While this logic sounds tight and painful, it is not faultless. Because God has not yet defeated all evil does not mean that He never will defeat it. Indeed, both good logic and the Bible declare that He will yet do away with evil. How so?
First, if God is all-powerful then He can do it, and if He is all-loving, then He wants to do it. And whatever He can and wants to do, He will do (Psalm 135:6). His very nature as an omnipotent and omnibenevolent being demands that evil will be vanquished.
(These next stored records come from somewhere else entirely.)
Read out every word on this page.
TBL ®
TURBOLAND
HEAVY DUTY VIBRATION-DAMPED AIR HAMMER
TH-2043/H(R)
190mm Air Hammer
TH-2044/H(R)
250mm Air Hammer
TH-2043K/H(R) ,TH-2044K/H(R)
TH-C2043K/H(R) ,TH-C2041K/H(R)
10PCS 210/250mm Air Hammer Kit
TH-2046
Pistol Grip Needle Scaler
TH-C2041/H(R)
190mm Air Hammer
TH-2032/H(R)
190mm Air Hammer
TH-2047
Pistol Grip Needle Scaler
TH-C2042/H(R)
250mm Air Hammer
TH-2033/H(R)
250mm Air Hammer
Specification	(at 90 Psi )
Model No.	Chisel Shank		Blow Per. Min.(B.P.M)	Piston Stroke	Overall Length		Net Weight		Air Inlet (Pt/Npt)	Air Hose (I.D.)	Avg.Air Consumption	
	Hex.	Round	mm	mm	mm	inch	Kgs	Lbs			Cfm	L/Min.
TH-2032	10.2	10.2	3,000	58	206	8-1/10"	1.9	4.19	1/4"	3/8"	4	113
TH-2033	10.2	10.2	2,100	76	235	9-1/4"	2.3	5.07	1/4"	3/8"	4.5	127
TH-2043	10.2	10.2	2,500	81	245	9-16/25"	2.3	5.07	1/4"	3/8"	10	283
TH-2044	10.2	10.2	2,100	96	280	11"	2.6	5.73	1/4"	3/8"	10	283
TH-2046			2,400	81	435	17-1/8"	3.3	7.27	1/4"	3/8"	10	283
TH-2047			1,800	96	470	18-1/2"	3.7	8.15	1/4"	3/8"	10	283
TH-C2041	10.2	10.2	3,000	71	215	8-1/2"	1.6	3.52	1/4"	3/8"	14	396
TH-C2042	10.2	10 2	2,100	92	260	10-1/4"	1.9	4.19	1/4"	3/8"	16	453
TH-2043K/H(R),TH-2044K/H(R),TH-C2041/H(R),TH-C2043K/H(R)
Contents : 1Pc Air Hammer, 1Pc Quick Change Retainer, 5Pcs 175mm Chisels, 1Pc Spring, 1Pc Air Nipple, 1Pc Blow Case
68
Second, God already has done something about evil. He sent His only Son into the world to die for the world and to defeat evil. Evil was defeated officially at Christ’s first coming through His death and resurrection (Colossians 2:14, Hebrews 2:14, Ephesians 4:7-12). His victory over sin and the grave ensured Satan’s eventual defeat. The same Bible that accurately predicted Christ’s first coming through nearly 100 fulfilled prophecies promises that Christ will come again and will completely defeat evil.
Meanwhile, What Do We Do?
Jesus answered this in one word—repent. In Luke 13, Jesus hears the story of the Galileans “whose blood Pilate had mixed with their sacrifices.” He asks if this happened to them because they were worse sinners than those who had not suffered such a tragic death. His answer was instructive: “I tell you, no; but unless you repent you will all likewise perish” (Luke 13:3, NKJV). In short, in a free and fallen world, tragedies happen to people who are no more sinners than those to whom such events do not happen.
We are all sinners and we all need to repent and “believe in the Lord Jesus Christ and be saved” (Cf. Acts 16:31). Life is brief. You can never be sure how long it will last. We all should be prepared to meet our God at any moment.